Not that Beirut is a bad movie, but there was a point during it when I wondered if I might rather see Brad Anderson direct Jon Hamm and Rosamund Pike in a romantic comedy, if only because it's been nearly twenty years since he's made one. And I've got to wonder if the reason that Anderson never really seems to have made the leap from capable B-movies and TV to being a can't-miss filmmaker is that he hasn't done one.

Consider: His first feature to grab attention was Next Stop Wonderland, followed by Happy Accidents, and then after that, he did two genuinely harrowing movies in Session 9 and The Machinist. I don't know Anderson's process or approach, but it sure seems like shifting gears allowed him to focus on the contrast and really do something elemental on those. He's made good movies since then and done good TV (he was a big part of why Fringe was as strong as it was), but never anything to approach that 1998-2004 run. Since then, he's more or less done thrillers, and he's good at them - this one, for instance, shifts into a higher gear after a slow start - but none of them have been truly exceptional. It might be worth switching things up to see if doing so would produce a more memorable movie.

Beirut

* * ½ (out of four)
Seen 17 April 2018 in AMC Boston Common #7 (first-run, DCP)

A movie's name just being its location doesn't always mean that the filmmakers had a sense of that but not the story, but it's not a bad way to bet. Certainly, it's not a theory that Beirut seems keen to debunk; much of the film's first half is explaining to the audience that Lebanon in general and its capital in particular were nervously cosmopolitan melting pots before the civil war, and then touring the blasted remains afterward. It takes a while for the specific story to really kick into gear.

The initial explanation comes during a prelude, as American diplomat Mason Skiles (Jon Hamm) describes the history of the place to a visiting Congressional delegation when he receives a visitor - his co-worker Cal (Mark Pellegrino), warning him that Karim Abou Rajal, the Palestinian boy Mason and wife Nadia (Leila Bekhti) have taken in, has a terrorist big brother, and they want to question him now, since brother Raffik is suspected to be in town. It goes badly, and ten years later, in 1982, Mason is now mediating small labor disputes in Boston, but is recruited to give a lecture at American University in Beirut. He knows that's cover for something else, and it is: Cal is now head the CIA's head of station and has been abducted, with the kidnapper (Idir Chender) only willing to negotiate with Mason, demanding Raffik's release. The team on station - Donald Gaines (Dean Norris), Sandy Crowder (Rosamund Pike), and Gary Ruzak (Shea Whigham) - are reluctant to work with this burnout, but the pieces that don't add up soon threaten to snowball into a much bigger problem… Though that might suit some of the people involved just fine.

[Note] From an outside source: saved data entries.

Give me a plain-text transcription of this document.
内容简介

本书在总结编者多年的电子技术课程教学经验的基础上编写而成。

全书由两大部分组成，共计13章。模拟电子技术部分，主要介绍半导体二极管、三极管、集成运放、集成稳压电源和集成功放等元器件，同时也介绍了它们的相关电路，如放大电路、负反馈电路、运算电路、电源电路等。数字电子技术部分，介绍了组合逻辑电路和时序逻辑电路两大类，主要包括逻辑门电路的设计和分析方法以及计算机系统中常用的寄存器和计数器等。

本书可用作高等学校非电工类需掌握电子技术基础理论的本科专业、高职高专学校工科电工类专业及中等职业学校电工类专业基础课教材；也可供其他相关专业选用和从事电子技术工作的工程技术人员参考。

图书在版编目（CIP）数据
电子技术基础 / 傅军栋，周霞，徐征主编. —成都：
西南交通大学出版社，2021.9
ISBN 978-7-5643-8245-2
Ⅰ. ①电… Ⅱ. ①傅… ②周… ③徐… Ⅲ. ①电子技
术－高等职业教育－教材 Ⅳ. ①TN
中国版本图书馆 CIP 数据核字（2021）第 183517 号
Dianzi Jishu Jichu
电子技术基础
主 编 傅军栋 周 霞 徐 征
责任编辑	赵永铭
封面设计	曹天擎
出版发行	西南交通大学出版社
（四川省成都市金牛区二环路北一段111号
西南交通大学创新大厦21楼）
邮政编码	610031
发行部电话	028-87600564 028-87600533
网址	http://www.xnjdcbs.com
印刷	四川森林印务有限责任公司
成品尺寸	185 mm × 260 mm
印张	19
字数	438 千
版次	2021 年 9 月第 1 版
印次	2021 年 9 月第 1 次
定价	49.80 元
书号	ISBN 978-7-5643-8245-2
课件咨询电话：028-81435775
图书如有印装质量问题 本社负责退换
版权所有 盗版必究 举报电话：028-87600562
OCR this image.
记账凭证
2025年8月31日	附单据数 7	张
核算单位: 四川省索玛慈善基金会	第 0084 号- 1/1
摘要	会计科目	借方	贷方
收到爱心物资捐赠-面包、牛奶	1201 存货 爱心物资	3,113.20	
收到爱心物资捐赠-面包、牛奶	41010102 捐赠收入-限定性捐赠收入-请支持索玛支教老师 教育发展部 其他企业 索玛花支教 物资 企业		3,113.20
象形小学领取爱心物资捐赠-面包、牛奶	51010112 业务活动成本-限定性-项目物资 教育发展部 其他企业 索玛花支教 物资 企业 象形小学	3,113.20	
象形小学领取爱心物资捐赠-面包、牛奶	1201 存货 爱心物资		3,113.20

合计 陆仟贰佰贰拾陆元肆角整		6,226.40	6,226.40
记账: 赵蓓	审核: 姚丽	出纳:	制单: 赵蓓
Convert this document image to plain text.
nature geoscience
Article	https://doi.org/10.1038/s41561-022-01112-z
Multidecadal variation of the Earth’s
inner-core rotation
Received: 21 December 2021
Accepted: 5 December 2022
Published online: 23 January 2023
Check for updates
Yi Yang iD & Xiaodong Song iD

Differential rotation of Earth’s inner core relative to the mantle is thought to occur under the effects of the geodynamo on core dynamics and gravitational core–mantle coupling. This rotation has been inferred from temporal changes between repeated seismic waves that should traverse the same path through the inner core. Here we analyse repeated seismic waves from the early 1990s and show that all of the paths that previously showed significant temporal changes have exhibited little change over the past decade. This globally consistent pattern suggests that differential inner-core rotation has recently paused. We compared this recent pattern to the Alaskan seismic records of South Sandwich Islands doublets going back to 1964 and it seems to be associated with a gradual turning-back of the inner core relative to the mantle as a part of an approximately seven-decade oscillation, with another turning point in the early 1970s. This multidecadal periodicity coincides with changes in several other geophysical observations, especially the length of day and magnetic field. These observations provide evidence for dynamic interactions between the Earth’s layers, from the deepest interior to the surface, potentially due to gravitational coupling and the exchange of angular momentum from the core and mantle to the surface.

When all of this does start to come together, it's not really because the pieces are particularly fascinating or well-established; the opening establishes a setting, but not the relationships that are going to drive the movie. The opening lays a bit of groundwork for what would happen later, but not necessarily the bits that would wind up being most important; you'd think that Cal and Mason were more rivals than close friends from the prologue. Still, the economy to Tony Gilroy's script that can lead to not initially seeing that pair in full turns out to be fairly useful once it shifts from atmosphere to thriller; the plot may not be terribly complex, but there's enough to it for a couple of surprises and satisfying moments that are not exactly surprises. It also threads a needle that many period thrillers don't, creating a story that has high stakes without inserting too much into the actual history.